23 déc. 2008

Burn after reading

Évacuons d'entrée la question de "c'est un bon ou un mauvais Frères Coen" : la question n'est pas là.

Oh le con, il évacue d'une pirouette la question de la qualité !

Oh mais que nenni ! Diantre, oseriez-vous de fait affirmer que les frères Coen ont déjà torché un film ? Attention, je ne dis pas que tous leurs films sont excellents, je dis juste que tous leurs films sont fait avec une certaine constance, des acteurs de qualité (souvent récurrents) et un amour de cinéma toujours visible. Mais il est vrai que certains films, s'ils restent toujours des divertissements bien troussés et agréables, ont moins le grain de folie que les amateurs des frangins apprécient dans ce qu'on aurait tendance à appeler les "très bons Frères Coen" : Blood Simple, Barton Fink, The Big Lebowski, Fargo, O' Brother Where Art Thou, pour n'en citer que quelques uns.
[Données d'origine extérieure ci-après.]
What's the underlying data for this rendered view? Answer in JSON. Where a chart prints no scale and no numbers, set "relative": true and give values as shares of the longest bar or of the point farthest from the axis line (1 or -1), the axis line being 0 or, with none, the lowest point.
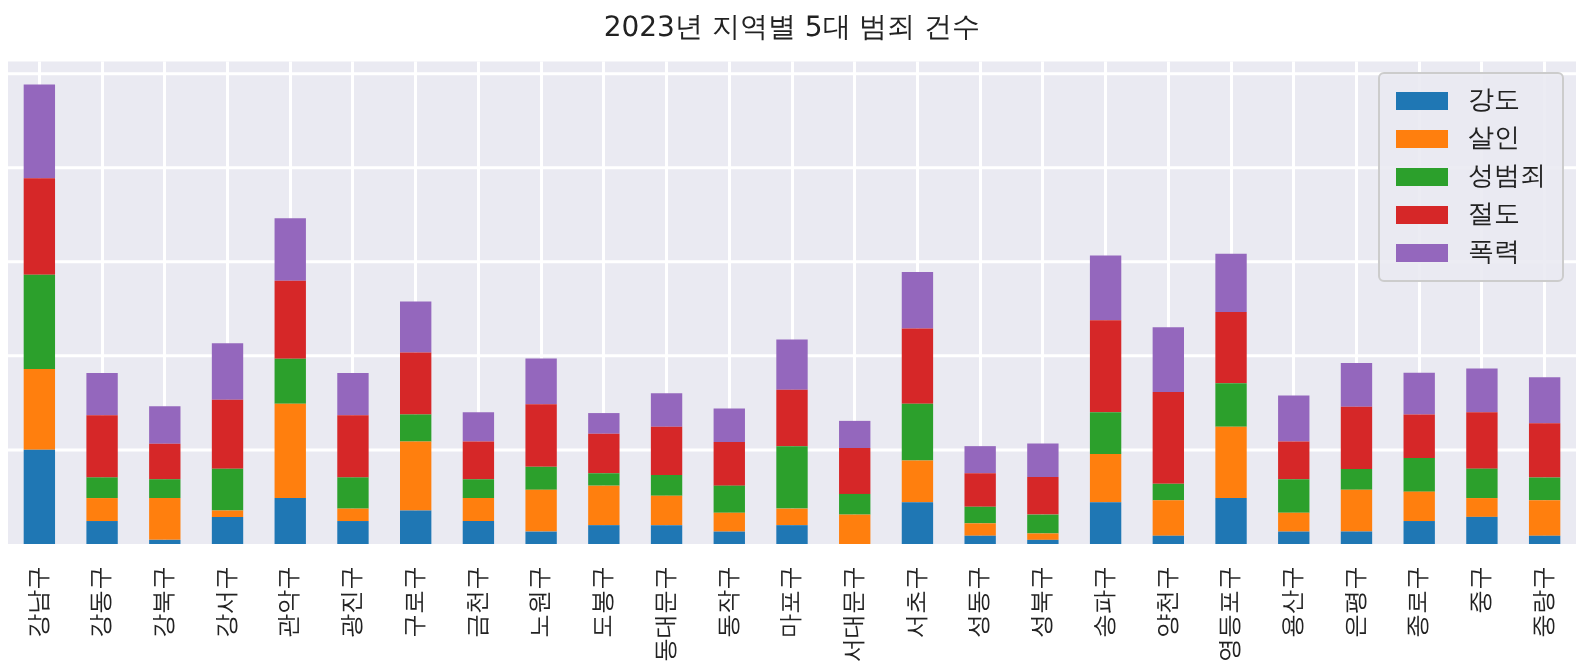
{
  "chart_data": {
    "type": "bar",
    "title": "2023년 지역별 5대 범죄 건수",
    "stacked": true,
    "relative": true,
    "grid": true,
    "legend": "top right",
    "categories": [
      "강남구",
      "강동구",
      "강북구",
      "강서구",
      "관악구",
      "광진구",
      "구로구",
      "금천구",
      "노원구",
      "도봉구",
      "동대문구",
      "동작구",
      "마포구",
      "서대문구",
      "서초구",
      "성동구",
      "성북구",
      "송파구",
      "양천구",
      "영등포구",
      "용산구",
      "은평구",
      "종로구",
      "중구",
      "중랑구"
    ],
    "series": [
      {
        "name": "강도",
        "color": "#1f77b4",
        "values": [
          0.205,
          0.05,
          0.009,
          0.059,
          0.1,
          0.05,
          0.073,
          0.05,
          0.027,
          0.041,
          0.041,
          0.027,
          0.041,
          0,
          0.091,
          0.018,
          0.009,
          0.091,
          0.018,
          0.1,
          0.027,
          0.027,
          0.05,
          0.059,
          0.018
        ]
      },
      {
        "name": "살인",
        "color": "#ff7f0e",
        "values": [
          0.176,
          0.05,
          0.091,
          0.014,
          0.205,
          0.027,
          0.15,
          0.05,
          0.091,
          0.086,
          0.064,
          0.041,
          0.036,
          0.064,
          0.091,
          0.027,
          0.014,
          0.105,
          0.077,
          0.155,
          0.041,
          0.091,
          0.064,
          0.041,
          0.077
        ]
      },
      {
        "name": "성범죄",
        "color": "#2ca02c",
        "values": [
          0.205,
          0.045,
          0.041,
          0.091,
          0.098,
          0.068,
          0.059,
          0.041,
          0.05,
          0.027,
          0.045,
          0.059,
          0.136,
          0.045,
          0.123,
          0.036,
          0.041,
          0.091,
          0.036,
          0.095,
          0.073,
          0.045,
          0.073,
          0.064,
          0.05
        ]
      },
      {
        "name": "절도",
        "color": "#d62728",
        "values": [
          0.21,
          0.135,
          0.077,
          0.15,
          0.17,
          0.135,
          0.135,
          0.082,
          0.136,
          0.086,
          0.105,
          0.095,
          0.123,
          0.1,
          0.164,
          0.073,
          0.082,
          0.2,
          0.2,
          0.155,
          0.082,
          0.136,
          0.095,
          0.123,
          0.118
        ]
      },
      {
        "name": "폭력",
        "color": "#9467bd",
        "values": [
          0.204,
          0.092,
          0.082,
          0.123,
          0.136,
          0.092,
          0.111,
          0.064,
          0.1,
          0.045,
          0.073,
          0.073,
          0.109,
          0.059,
          0.123,
          0.059,
          0.073,
          0.141,
          0.141,
          0.127,
          0.1,
          0.095,
          0.091,
          0.095,
          0.1
        ]
      }
    ]
  }
}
Le reste des films font parties des "bons Frères Coen". Et voilà donc un "bon Frères Coen". Et je n'ai donc pas éludé la question, CQFD.

Pour résumer le film je citerai d'à peu près de mémoire JK Simmons, qui en bon patron de la CIA, dit à la fin de son subalterne l'une des meilleures répliques du film : "Je ne sais pas ce qu'on a fait mais ce qui est sûr, c'est qu'il ne faudra plus le faire." Où comment des histoires de coucheries, de quiproquo, et d'intelligence toute relative (les anglophones apprécieront le jeu de mot sur l'affiche, quasi intraduisible en français) font une histoire tragicomique, aux personnages plus ou moins pathétiques. A part John Malkovich, que l'on prend un peu en pitié, tous les autres sont des connards, des salauds, des idiots, des salopes, des buses, des baltringues, qui n'ont que pour point commun leur égoïsme.
Dans un sens, c'est un bon contrepoint à Fargo, où presque tous les bouseux de cette bonne ville de Fargo peuvent être qualifiés du même genre de noms d'oiseaux. Là point de bouseux (et plus de marivaudages), mais une bourgeoisie d'administration, sûre de son prestige et de son esprit (cf. George Clooney et Tilda Swinton dans ce film), mais qui ne valent pas mieux que nos bouseux de Fargo. Le cinéma des frangins est pour cela un joyeux révélateur de la bêtise et de la nullité humaine, et de cette incapacité, sauf quelques personnages exceptionnels, à ce rendre compte de cette même incurie.
Du coup cela crée des situations drôles, parce que les frangins mettent suffisament de distance dans leur art, mais qui somme toute sont au mieux affligeantes, désespérantes, voire tragiques. les acteurs sont impeccables sans exception : l'habituée et toujours excellente Frances McDormand, George Clooney qui fait du George Clooney (mais qui le fait bien), Tilda Swinton en fieffée salope glaciale (il faut dire qu'à sa décharge, elle sait avoir le physique de ce genre d'emploi), John Malkovich en cocu à tous les points de vue et l'inénarrable Brad "je remets au goût du jour le brushing façon Jason Priestley dans Beverly Hills 90210" Pitt (il s'est fait plaisir, indéniablement, j'ai même eu l'impression à deux ou trois reprises qu'on était pas loin de l'envie de rire de l'acteur envers son personnage).
Mention spéciale à toutes les séquence à la CIA, personnifié par ses couloirs vides et froids et ses souliers vernis, jolies lignes parallèles de la vie classe et propre mais froide, dépersonnalisée, vide des personnages. Seul le personnage de John Malkovitch essaie de remettre un peu de vie, d'humanité, en voulant retrouver un sens à sa vie, après que la CIA lui ai retiré ; troublante et touchante scène d'ailleurs de ce même personnage qui explique à son père, qu'on comprend être un ancien de la boutique, ce qui s'est passé et ce qui va se passer, mais ce père n'est déjà plus là, et l'on se demande s'il est encore capable d'écouter quoique ce soit (scène-parenthèse d'ailleurs presque hors du film, le personnage du paternel n'apparaîssant que ces quelques minutes).

Les frangins ont traité leur sujet en suffisament de temps, ni trop ni trop peu. Ils nous ont offert un divertissement pas idiot, bien troussé et je dois dire que je me suis bien marré. Ce n'est peut-être pas un Frères Coen de la trempe d'un Fargo, mais un "bon Frères Coen"est toujours bien meilleur qu'un bon Lelouch, un bon Assayas ou une grande partie des films sortis depuis décembre.